I guess it's a little unfair to say that some cookbooks do not tell a story. I'm sure that all of them tell some kind of story, even if it's jumping on the bandwagon of somebody else's story. There must be a concept behind every one surely, even if that concept is just to make money. You might think there are loonies out there in the cookbook world - in my book that's the extreme dieting, clean food kind of people, but I'm absolutely certain that they are trying to tell a story - whether you like the story or not is a different matter. Same with novels, films, etc. etc. They all tell a story - just some do it better than others.

So is that really what Neil Perry is saying? That the truly great cookbooks, of which there are many, speak to the user, all users, on a personal level. If I had not gone to France all those times as a teenager, and if I had not had such a great interest in their food, would Elizabeth David's book have spoken to me in the same way? I'm sure it doesn't mean the same to my children - even though I have talked it up to them many, many times.

"my story was how important both Eastern and Western food was to me.
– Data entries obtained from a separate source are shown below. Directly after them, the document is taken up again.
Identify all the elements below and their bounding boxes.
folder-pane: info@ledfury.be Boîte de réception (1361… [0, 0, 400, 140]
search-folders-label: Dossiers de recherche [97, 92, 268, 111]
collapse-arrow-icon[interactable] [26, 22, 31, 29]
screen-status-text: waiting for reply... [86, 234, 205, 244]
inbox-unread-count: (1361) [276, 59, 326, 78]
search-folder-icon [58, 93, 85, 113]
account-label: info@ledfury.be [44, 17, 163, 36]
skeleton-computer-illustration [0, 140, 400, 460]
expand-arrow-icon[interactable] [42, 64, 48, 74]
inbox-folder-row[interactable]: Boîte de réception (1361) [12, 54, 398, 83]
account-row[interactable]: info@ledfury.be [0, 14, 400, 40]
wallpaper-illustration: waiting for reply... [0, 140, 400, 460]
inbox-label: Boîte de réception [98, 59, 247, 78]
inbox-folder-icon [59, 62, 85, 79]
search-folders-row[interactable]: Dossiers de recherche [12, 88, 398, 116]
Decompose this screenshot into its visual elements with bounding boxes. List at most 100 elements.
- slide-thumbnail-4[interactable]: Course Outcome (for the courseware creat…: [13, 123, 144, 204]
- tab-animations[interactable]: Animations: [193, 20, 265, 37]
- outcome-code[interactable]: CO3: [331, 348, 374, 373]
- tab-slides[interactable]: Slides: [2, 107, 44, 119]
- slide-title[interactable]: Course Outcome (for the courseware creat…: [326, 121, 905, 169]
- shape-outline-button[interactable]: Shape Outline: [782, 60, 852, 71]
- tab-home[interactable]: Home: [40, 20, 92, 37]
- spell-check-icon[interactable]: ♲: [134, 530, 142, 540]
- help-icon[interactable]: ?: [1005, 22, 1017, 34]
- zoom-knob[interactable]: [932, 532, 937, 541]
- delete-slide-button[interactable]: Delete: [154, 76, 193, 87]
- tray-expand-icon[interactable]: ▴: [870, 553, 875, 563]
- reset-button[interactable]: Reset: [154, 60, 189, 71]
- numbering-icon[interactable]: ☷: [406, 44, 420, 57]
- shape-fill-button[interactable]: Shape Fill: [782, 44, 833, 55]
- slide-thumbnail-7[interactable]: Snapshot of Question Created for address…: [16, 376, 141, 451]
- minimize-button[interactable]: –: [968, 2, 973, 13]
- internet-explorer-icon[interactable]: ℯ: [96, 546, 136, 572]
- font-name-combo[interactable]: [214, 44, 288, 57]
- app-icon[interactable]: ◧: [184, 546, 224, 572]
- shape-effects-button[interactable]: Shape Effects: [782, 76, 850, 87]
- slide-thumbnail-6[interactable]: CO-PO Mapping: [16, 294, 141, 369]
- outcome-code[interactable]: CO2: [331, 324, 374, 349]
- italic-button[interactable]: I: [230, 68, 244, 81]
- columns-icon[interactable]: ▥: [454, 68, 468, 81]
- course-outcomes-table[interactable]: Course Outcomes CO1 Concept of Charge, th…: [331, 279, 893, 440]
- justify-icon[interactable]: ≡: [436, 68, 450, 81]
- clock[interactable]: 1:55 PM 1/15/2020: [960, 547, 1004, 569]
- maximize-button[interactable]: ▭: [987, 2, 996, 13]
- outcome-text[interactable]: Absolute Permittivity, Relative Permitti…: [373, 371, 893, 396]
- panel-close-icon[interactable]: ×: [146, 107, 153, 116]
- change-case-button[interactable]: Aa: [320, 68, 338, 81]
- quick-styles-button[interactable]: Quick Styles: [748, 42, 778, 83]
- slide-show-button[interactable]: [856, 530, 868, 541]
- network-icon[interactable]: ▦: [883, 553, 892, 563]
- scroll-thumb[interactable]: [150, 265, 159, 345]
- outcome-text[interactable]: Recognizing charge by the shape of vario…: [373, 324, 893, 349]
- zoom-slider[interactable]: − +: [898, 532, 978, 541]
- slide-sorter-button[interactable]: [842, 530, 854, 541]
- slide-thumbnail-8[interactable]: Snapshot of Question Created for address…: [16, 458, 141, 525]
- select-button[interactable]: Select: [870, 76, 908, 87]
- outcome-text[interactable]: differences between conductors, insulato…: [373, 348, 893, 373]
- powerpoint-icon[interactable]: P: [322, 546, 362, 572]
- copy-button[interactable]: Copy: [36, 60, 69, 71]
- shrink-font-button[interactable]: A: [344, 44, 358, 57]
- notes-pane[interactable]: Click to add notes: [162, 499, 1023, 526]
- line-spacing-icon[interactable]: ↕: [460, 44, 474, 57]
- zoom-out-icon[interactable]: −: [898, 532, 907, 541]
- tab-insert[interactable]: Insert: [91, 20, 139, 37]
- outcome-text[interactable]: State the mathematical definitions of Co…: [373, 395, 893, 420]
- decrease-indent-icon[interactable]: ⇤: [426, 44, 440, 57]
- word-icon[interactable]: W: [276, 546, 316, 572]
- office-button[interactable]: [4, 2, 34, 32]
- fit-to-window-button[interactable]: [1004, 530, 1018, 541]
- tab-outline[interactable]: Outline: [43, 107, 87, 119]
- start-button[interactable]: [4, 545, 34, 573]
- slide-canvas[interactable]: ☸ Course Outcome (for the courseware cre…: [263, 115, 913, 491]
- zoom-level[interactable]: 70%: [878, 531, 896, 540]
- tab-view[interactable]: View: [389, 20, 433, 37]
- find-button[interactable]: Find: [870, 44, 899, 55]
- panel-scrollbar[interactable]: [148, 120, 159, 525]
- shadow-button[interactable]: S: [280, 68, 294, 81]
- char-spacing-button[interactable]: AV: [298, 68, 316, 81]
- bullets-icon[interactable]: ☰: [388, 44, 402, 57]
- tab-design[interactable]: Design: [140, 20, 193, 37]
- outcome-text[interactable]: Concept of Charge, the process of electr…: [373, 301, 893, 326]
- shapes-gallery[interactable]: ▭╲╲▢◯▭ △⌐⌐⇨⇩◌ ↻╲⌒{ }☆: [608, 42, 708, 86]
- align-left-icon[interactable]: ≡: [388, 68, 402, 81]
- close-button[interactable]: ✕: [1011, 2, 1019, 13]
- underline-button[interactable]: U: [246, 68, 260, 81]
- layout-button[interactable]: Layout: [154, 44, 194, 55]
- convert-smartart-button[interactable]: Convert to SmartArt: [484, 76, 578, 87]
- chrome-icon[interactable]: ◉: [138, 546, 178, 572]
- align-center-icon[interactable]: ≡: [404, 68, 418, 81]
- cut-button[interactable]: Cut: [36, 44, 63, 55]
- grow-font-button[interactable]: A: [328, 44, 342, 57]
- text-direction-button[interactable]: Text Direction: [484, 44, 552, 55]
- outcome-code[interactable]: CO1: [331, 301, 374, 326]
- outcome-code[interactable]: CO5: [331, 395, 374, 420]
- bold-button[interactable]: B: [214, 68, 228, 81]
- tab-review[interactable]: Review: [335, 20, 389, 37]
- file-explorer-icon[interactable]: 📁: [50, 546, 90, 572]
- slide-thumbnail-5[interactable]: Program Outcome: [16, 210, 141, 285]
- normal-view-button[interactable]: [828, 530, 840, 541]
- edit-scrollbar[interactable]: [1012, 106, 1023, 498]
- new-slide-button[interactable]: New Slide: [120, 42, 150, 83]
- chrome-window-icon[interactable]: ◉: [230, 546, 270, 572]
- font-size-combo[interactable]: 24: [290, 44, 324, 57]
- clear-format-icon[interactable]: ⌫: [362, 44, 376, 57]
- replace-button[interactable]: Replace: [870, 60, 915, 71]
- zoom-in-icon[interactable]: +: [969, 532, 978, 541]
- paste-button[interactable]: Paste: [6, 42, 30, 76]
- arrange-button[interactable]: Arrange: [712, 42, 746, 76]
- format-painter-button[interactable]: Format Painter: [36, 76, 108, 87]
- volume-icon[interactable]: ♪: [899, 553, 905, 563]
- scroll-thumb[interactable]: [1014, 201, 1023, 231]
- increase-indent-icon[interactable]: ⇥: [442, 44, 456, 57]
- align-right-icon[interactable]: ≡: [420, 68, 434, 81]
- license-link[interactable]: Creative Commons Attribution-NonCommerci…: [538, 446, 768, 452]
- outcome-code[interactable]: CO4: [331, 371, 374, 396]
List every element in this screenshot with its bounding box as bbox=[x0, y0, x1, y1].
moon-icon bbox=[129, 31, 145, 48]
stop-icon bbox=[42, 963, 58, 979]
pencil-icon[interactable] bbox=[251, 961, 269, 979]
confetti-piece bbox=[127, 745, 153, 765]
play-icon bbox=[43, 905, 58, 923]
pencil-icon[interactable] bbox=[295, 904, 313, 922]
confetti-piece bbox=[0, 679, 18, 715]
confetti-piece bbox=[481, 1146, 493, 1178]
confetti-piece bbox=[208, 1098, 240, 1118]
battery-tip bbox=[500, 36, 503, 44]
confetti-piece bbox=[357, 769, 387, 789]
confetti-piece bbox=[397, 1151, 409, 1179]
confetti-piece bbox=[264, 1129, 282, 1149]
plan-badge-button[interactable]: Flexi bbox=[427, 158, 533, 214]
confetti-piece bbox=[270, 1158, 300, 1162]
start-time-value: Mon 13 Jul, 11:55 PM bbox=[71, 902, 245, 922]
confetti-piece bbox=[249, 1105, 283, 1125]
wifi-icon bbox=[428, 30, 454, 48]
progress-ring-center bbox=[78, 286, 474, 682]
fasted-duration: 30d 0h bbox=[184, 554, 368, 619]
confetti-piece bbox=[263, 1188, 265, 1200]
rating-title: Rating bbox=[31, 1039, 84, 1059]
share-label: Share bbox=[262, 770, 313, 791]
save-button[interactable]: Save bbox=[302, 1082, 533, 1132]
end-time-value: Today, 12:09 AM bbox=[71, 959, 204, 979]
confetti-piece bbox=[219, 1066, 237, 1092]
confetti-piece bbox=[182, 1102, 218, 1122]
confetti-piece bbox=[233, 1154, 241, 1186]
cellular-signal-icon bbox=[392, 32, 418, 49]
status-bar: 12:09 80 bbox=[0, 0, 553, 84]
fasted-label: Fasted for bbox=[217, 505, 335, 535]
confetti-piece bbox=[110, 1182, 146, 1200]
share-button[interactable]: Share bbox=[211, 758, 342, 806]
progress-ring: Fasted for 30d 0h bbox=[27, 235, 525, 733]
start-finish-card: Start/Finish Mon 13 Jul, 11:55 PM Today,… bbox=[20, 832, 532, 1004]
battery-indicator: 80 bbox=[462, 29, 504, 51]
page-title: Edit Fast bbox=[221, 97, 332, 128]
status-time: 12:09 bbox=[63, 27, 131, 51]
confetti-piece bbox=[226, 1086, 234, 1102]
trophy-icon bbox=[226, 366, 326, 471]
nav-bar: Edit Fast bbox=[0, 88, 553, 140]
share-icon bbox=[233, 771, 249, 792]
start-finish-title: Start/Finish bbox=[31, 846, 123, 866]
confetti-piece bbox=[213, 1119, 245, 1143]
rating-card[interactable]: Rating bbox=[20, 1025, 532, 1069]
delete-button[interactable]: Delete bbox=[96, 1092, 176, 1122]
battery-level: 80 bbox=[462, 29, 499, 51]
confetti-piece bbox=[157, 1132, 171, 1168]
When you believe in something, it's not a fad. You can still be influenced by things around you, but you always bring it back and make them your own." Neil Perry

Does serious just mean game-changing. Is the story theirs or yours?

POSTSCRIPT

A second quote which doesn't really have anything to do with food but is worth reporting is:

"It's a cliché, but find something you love and you'll never work a day in your life."

I think this one is just too hard for most people. We either don't have anything we love enough to make a career of, or it cannot be moulded into a career that pays the rent, or what we love turns out to be hard grind anyway - and to be fair to him he does sort of admit this:

"by the time if finished the third straight night of rolling tortillas at 3am for the opening of Bar Patron last mont, I was pretty wrecked."